L’acte de l’état civil de notre Général présente en outre trois particularités qui frappent :
- Il est rédigé en français à Constance, ville autrichienne
- C’est un pasteur réformé qui administre le baptême au petit Genevois, et cela dans
une ville catholique où tout office protestant est strictement interdit
- Un seul prénom figure sur l’acte, soir Henri. Le prénom de Guillaume fait défaut.
La maison natale du Général [à Constance] porte … une plaque en marbre avec l’inscription
…. General Wilh. Heinr. Dufour. Les prénoms allemands ne m’intriguaient pas. Il me semblait
au contraire naturel qu’à Constance, un enfant inscrit sur les registres de baptêmes porte des
prénoms à consonance allemande. Les doutes surgirent lorsque je commençai à m’occuper
de l’histoire de l’état civil. C’est ainsi que je me suis mis, avec l’aide d’un de mes étudiants, à
la recherche de l’acte de baptême du Général et cela tout d’abord dans les registres des
paroisses catholiques de Constance. [En vain] ; le baptême du Général n’y est pas inscrit.
Pouvait-on trouver cet acte ailleurs ?
Il fallait se souvenir qu’à Constance existait une colonie suisse. Parmi les importants
privilèges conférés par Joseph II aux Genevois en 1785 figure la garantie de leur foi. L’article
2 de l’arrêté du souverain, rédigé en français et en allemand, précise que les membres de la
colonie suisse auront toujours le libre exercice de leur religion. Aussitôt qu’ils seront au
nombre de trente familles, il leur sera permis de se bâtir une Eglise et d’avoir un pasteur de
leur choix, indépendant de toute juridiction du clergé catholique. Les Genevois établis à
Constance sont libérés de la juridiction du clergé. C’est pourquoi le pasteur Esaïe Gasc
pouvait tenir lui-même les registres de sa paroisse et y inscrire en français le baptême du
petit Henri.
Qu’en est-il du prénom de Guillaume que nous ne voyons pas apparaître à l’époque ?
Deux témoignages résolvent cette énigme :
a) Tout d’abord le rajout de Guillaume et la mention marginale figurant sur l’acte de
baptême transcrit dans le registre des Genevois nés à l’étranger. Cette mention
marginale est ainsi conçue : « Approuvé le mot Guillaume lequel avait été omis. Signé
Gasc Ee sept pluviose an 12. »
b) Ensuite le brouillon des notes biographiques du Général. Nous y apprenons qu’à
Genève il y avait à l’époque trois Henri Dufour. Lorsque le nôtre avait 15 ans, son père
fit ajouter légalement le prénom Guillaume.
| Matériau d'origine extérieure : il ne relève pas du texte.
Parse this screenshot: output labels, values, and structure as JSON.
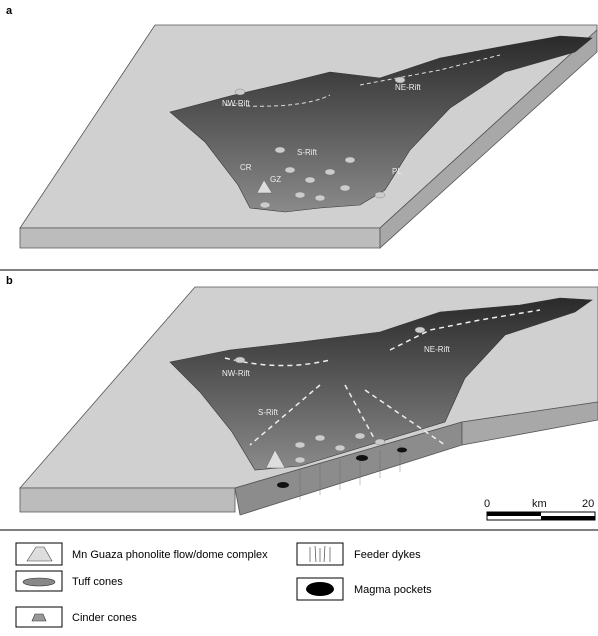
{
  "panel_a": {
    "label": "a",
    "annotations": [
      "NW-Rift",
      "NE-Rift",
      "S-Rift",
      "CR",
      "GZ",
      "PL"
    ]
  },
  "panel_b": {
    "label": "b",
    "annotations": [
      "NW-Rift",
      "NE-Rift",
      "S-Rift"
    ],
    "scale_bar": {
      "start": "0",
      "unit": "km",
      "end": "20"
    }
  },
  "legend": {
    "items": [
      "Mn  Guaza phonolite flow/dome complex",
      "Tuff cones",
      "Cinder cones",
      "Feeder dykes",
      "Magma pockets"
    ]
  }
}
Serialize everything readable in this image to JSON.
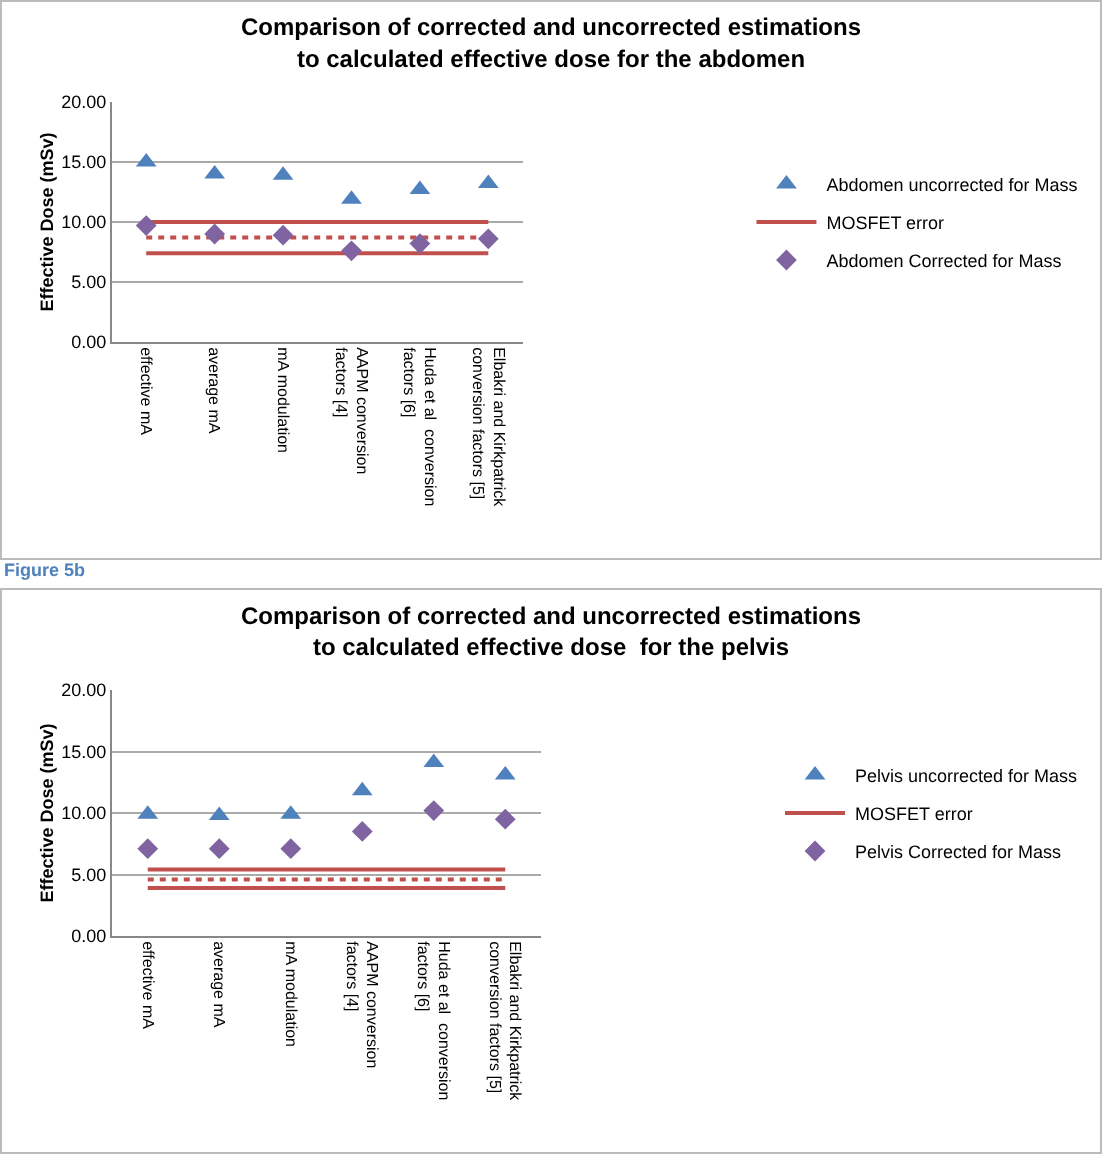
{
  "chart_data": [
    {
      "type": "scatter",
      "title": "Comparison of corrected and uncorrected estimations to calculated effective dose for the abdomen",
      "ylabel": "Effective Dose (mSv)",
      "categories": [
        "effective mA",
        "average mA",
        "mA modulation",
        "AAPM conversion factors [4]",
        "Huda et al  conversion factors [6]",
        "Elbakri and Kirkpatrick conversion factors [5]"
      ],
      "ylim": [
        0,
        20
      ],
      "yticks": [
        {
          "value": 0,
          "label": "0.00"
        },
        {
          "value": 5,
          "label": "5.00"
        },
        {
          "value": 10,
          "label": "10.00"
        },
        {
          "value": 15,
          "label": "15.00"
        },
        {
          "value": 20,
          "label": "20.00"
        }
      ],
      "grid": "y",
      "legend": "right",
      "series": [
        {
          "name": "Abdomen uncorrected for Mass",
          "type": "scatter",
          "marker": "triangle",
          "color": "#4f81bd",
          "values": [
            15.0,
            14.0,
            13.9,
            11.9,
            12.7,
            13.2
          ]
        },
        {
          "name": "MOSFET error",
          "type": "line",
          "marker": "none",
          "line_style": "solid",
          "color": "#c0504d",
          "values": [
            10.0,
            10.0,
            10.0,
            10.0,
            10.0,
            10.0
          ]
        },
        {
          "type": "line",
          "marker": "none",
          "line_style": "dotted",
          "color": "#c0504d",
          "values": [
            8.7,
            8.7,
            8.7,
            8.7,
            8.7,
            8.7
          ]
        },
        {
          "type": "line",
          "marker": "none",
          "line_style": "solid",
          "color": "#c0504d",
          "values": [
            7.4,
            7.4,
            7.4,
            7.4,
            7.4,
            7.4
          ]
        },
        {
          "name": "Abdomen Corrected for Mass",
          "type": "scatter",
          "marker": "diamond",
          "color": "#8064a2",
          "values": [
            9.7,
            9.0,
            8.9,
            7.6,
            8.2,
            8.6
          ]
        }
      ]
    },
    {
      "type": "scatter",
      "title": "Comparison of corrected and uncorrected estimations to calculated effective dose  for the pelvis",
      "ylabel": "Effective Dose (mSv)",
      "annotations": [
        "Figure 5b"
      ],
      "categories": [
        "effective mA",
        "average mA",
        "mA modulation",
        "AAPM conversion factors [4]",
        "Huda et al  conversion factors [6]",
        "Elbakri and Kirkpatrick conversion factors [5]"
      ],
      "ylim": [
        0,
        20
      ],
      "yticks": [
        {
          "value": 0,
          "label": "0.00"
        },
        {
          "value": 5,
          "label": "5.00"
        },
        {
          "value": 10,
          "label": "10.00"
        },
        {
          "value": 15,
          "label": "15.00"
        },
        {
          "value": 20,
          "label": "20.00"
        }
      ],
      "grid": "y",
      "legend": "right",
      "series": [
        {
          "name": "Pelvis uncorrected for Mass",
          "type": "scatter",
          "marker": "triangle",
          "color": "#4f81bd",
          "values": [
            9.9,
            9.8,
            9.9,
            11.8,
            14.1,
            13.1
          ]
        },
        {
          "name": "MOSFET error",
          "type": "line",
          "marker": "none",
          "line_style": "solid",
          "color": "#c0504d",
          "values": [
            5.4,
            5.4,
            5.4,
            5.4,
            5.4,
            5.4
          ]
        },
        {
          "type": "line",
          "marker": "none",
          "line_style": "dotted",
          "color": "#c0504d",
          "values": [
            4.6,
            4.6,
            4.6,
            4.6,
            4.6,
            4.6
          ]
        },
        {
          "type": "line",
          "marker": "none",
          "line_style": "solid",
          "color": "#c0504d",
          "values": [
            3.9,
            3.9,
            3.9,
            3.9,
            3.9,
            3.9
          ]
        },
        {
          "name": "Pelvis Corrected for Mass",
          "type": "scatter",
          "marker": "diamond",
          "color": "#8064a2",
          "values": [
            7.1,
            7.1,
            7.1,
            8.5,
            10.2,
            9.5
          ]
        }
      ]
    }
  ]
}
Il voulait épargner à son fils d’être
confondu.
C’est à tort que [Olivier] Reverdin, arrière-petit-fils du Général et propriétaire de ses archives,
prétend dans ses notes biographiques que Dufour se trompe et que le Général s’est toujours
appelé Guillaume Henri.
On ne saurait donner trop de poids au chant généthliaque que Jean-François
Chaponnière(1), le fondateur du Journal de Genève, a composé pour le baptême du
Général :
"Pour avoir dans sa République
Osé prêcher l’égalité,
Victime d’un Sénat inique,
Son aïeul fut persécuté.
Sorti d’une si bonne race
Où brille un cœur généreux,
De ses parents suivant la trace,
Guillaume-Henri fera comme eux."
Deux choses importaient au poète : mélodie et métrique d’une part, l’exaltation du grandpère Guillaume-Henri, parrain du nouveau-né fêté, de l’autre.
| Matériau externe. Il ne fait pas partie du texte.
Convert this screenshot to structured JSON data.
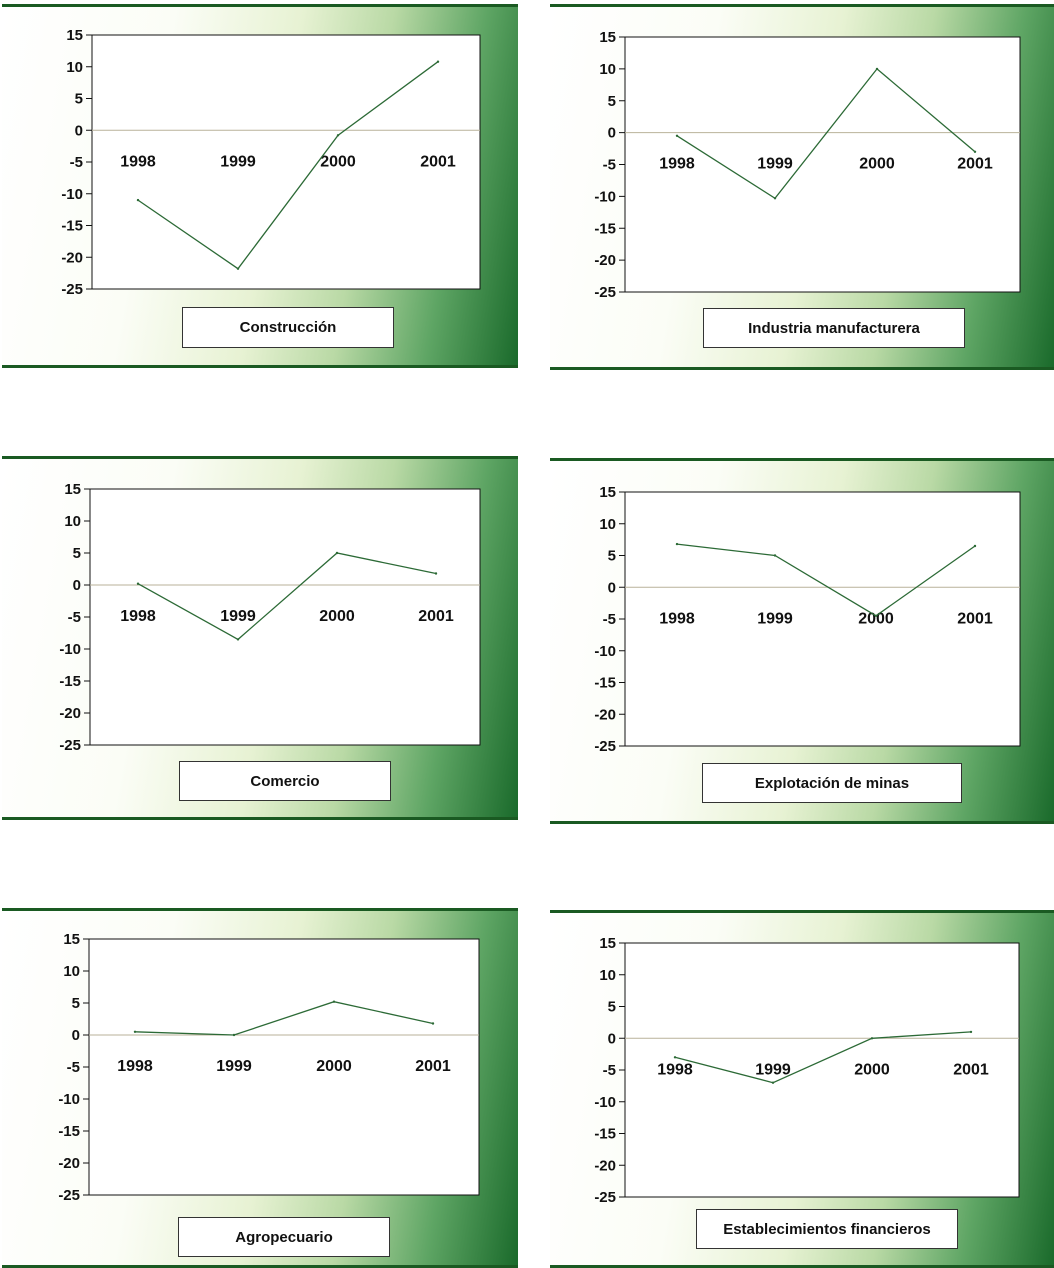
{
  "chart_data": [
    {
      "type": "line",
      "title": "Construcción",
      "categories": [
        "1998",
        "1999",
        "2000",
        "2001"
      ],
      "values": [
        -11,
        -21.8,
        -0.8,
        10.8
      ],
      "yticks": [
        "15",
        "10",
        "5",
        "0",
        "-5",
        "-10",
        "-15",
        "-20",
        "-25"
      ],
      "ylim": [
        -25,
        15
      ],
      "color": "#2c6a36"
    },
    {
      "type": "line",
      "title": "Industria manufacturera",
      "categories": [
        "1998",
        "1999",
        "2000",
        "2001"
      ],
      "values": [
        -0.5,
        -10.3,
        10,
        -3
      ],
      "yticks": [
        "15",
        "10",
        "5",
        "0",
        "-5",
        "-10",
        "-15",
        "-20",
        "-25"
      ],
      "ylim": [
        -25,
        15
      ],
      "color": "#2c6a36"
    },
    {
      "type": "line",
      "title": "Comercio",
      "categories": [
        "1998",
        "1999",
        "2000",
        "2001"
      ],
      "values": [
        0.2,
        -8.5,
        5,
        1.8
      ],
      "yticks": [
        "15",
        "10",
        "5",
        "0",
        "-5",
        "-10",
        "-15",
        "-20",
        "-25"
      ],
      "ylim": [
        -25,
        15
      ],
      "color": "#2c6a36"
    },
    {
      "type": "line",
      "title": "Explotación de minas",
      "categories": [
        "1998",
        "1999",
        "2000",
        "2001"
      ],
      "values": [
        6.8,
        5,
        -4.5,
        6.5
      ],
      "yticks": [
        "15",
        "10",
        "5",
        "0",
        "-5",
        "-10",
        "-15",
        "-20",
        "-25"
      ],
      "ylim": [
        -25,
        15
      ],
      "color": "#2c6a36"
    },
    {
      "type": "line",
      "title": "Agropecuario",
      "categories": [
        "1998",
        "1999",
        "2000",
        "2001"
      ],
      "values": [
        0.5,
        0,
        5.2,
        1.8
      ],
      "yticks": [
        "15",
        "10",
        "5",
        "0",
        "-5",
        "-10",
        "-15",
        "-20",
        "-25"
      ],
      "ylim": [
        -25,
        15
      ],
      "color": "#2c6a36"
    },
    {
      "type": "line",
      "title": "Establecimientos financieros",
      "categories": [
        "1998",
        "1999",
        "2000",
        "2001"
      ],
      "values": [
        -3,
        -7,
        0,
        1
      ],
      "yticks": [
        "15",
        "10",
        "5",
        "0",
        "-5",
        "-10",
        "-15",
        "-20",
        "-25"
      ],
      "ylim": [
        -25,
        15
      ],
      "color": "#2c6a36"
    }
  ]
}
Soulignons toutefois que, juridiquement, la correction de la transcription de l’acte de
naissance du Général pose problème. Le Traité de réunion de la République de Genève à la
France, signé par le même pasteur Gasc le 26 avril 1798, fait de la cité de Calvin une ville
française. A partir du 22 septembre de la même année, le nouveau département du Léman
est soumis au droit français qui s’applique in toto. Or, selon le décret du 23 août 1794, les
Français sont tenus de porter le nom inscrit dans leur acte de naissance. Et un décret du 1er
avril 1803 subordonne tout changement de nom à autorisation. Cette disposition vise-t-elle
aussi les prénoms ? Cette question semble avoir été controversée. On répondit d’abord par
l’affirmative pour aboutir quelques années plus tard au résultat contraire. Quoi qu’il en soit,
le Pasteur Esaïe Gasc, entre temps Secrétaire d’Etat, trouva une sortie de ce labyrinthe
juridique : il compléta tout simplement la transcription de l’acte de naissance en s’accusant
d’avoir omis le prénom de Guillaume. »
(1) L'historien et biographe de Dufour, Walther Senn, parle d'un J.-J. Chaponnière, peintre sur émail.